Over 40% Canadians say there is too much immigration to the country: Poll

Toronto: In sentiment driven by growing economic anxiety, for the first time in decades, an increasing number of Canadians (44%) are questioning whether there is too much immigration to the country.

This is among the major findings of a new poll from the independent, non-profit Environics Institute for Survey Research released this week. “More than four in ten Canadians now strongly (23%) or somewhat (21%) agreeing with the statement, ‘there is too much immigration to Canada,’ up 17 percentage points from one year ago and the largest one-year change ever recorded on this question,” the survey found.
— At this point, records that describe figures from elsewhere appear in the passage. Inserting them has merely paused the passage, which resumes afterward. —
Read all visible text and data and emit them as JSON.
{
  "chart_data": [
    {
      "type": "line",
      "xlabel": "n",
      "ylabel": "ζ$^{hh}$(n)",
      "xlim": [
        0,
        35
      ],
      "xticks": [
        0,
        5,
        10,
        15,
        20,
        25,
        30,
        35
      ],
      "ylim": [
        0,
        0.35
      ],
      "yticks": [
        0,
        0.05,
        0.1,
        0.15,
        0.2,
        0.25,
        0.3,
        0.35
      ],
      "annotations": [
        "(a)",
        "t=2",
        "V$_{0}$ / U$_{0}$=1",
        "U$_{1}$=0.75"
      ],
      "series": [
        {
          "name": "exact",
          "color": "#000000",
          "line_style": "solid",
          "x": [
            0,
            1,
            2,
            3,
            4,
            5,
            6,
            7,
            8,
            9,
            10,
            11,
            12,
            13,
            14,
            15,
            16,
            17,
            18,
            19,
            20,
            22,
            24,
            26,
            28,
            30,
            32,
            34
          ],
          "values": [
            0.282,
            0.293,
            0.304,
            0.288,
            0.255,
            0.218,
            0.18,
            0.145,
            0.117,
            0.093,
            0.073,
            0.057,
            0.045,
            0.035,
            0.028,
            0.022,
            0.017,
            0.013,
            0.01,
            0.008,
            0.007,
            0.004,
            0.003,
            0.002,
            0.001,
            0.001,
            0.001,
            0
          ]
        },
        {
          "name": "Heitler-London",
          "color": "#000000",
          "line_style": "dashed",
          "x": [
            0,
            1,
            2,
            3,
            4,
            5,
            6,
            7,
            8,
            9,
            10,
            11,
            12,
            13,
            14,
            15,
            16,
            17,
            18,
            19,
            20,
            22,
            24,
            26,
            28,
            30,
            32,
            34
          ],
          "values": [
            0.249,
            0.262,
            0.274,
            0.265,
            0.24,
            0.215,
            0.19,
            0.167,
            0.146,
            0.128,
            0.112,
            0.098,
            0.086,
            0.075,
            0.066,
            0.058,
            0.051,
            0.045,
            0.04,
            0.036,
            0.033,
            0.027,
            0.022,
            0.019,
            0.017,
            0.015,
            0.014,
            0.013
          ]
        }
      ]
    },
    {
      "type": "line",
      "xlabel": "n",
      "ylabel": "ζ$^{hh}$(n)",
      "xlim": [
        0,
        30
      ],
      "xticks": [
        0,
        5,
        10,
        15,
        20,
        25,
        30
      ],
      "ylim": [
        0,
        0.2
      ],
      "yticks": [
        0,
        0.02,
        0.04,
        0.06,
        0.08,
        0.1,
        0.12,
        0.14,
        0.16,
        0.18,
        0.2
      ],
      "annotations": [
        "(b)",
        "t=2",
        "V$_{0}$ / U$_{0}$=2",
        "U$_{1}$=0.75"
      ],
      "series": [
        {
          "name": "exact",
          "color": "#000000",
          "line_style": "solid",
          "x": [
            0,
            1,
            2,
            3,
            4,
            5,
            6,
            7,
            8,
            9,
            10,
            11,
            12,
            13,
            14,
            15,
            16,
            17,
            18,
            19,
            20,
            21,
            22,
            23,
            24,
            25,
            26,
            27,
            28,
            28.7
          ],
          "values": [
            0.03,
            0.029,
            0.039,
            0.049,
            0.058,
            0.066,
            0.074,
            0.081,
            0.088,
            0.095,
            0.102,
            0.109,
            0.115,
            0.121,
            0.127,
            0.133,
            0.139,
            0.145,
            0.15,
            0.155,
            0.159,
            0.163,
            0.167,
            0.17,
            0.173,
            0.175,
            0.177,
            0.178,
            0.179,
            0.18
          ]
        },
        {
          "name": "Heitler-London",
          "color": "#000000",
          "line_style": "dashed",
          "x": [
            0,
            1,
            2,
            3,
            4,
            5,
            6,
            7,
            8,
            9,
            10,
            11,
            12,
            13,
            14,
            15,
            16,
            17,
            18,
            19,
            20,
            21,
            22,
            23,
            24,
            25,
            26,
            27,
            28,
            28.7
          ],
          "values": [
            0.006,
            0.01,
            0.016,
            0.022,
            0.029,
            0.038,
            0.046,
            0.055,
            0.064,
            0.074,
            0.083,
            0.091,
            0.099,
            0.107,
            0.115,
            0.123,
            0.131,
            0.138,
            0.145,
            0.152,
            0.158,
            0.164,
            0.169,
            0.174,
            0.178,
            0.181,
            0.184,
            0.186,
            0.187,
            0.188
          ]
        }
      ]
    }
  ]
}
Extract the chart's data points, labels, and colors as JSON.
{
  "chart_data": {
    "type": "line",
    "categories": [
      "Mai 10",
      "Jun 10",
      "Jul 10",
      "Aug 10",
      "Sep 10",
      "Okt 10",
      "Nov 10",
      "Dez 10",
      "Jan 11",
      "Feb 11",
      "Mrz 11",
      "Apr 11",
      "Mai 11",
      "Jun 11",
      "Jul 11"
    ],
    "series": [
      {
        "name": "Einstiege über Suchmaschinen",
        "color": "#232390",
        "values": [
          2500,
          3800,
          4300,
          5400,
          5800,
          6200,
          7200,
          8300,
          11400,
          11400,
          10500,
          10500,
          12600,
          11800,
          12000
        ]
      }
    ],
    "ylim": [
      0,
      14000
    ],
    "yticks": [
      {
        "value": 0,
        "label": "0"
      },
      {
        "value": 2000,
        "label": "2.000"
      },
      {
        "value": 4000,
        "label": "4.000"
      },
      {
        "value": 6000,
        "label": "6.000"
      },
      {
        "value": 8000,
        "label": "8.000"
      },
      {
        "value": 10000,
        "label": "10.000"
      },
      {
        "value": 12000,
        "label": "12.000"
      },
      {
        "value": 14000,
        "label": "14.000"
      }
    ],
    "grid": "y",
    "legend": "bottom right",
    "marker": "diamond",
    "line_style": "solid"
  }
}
They are still outnumbered by those who are satisfied with the level of immigration, at 51%, but the poll found, “Canadians are now significantly more likely than a year ago to say there is too much immigration to the country, dramatically reversing a trend dating back decades. For the first time, a growing number of Canadians are questioning how many immigrants are arriving, rather than who they are and where they are coming from.”

The trend is clear compared to the data for last year, when a whopping 69% of those sampled disagreed with the question that there was too much immigration, as against just 27% agreeing.

“The latest Focus Canada research shows a significant jump in the proportion of Canadians who believe the country accepts too many immigrants, marking a dramatic reversal from a year ago when public support for immigration numbers stood at an all-time high, which at the time marked a rising trend stretching back three decades,” the researchers noted.

The change of mood is driven by economic pressure and a general sense of malaise in the country, not a rise in xenophobia as the vast majority, 74%, continue to agree that immigration overall is good for Canada and its economy. Only 34% are satisfied with the way things are going in the country while 58% aren’t. Inflation, cost of living, housing affordability and other economic matters worry those surveyed the most.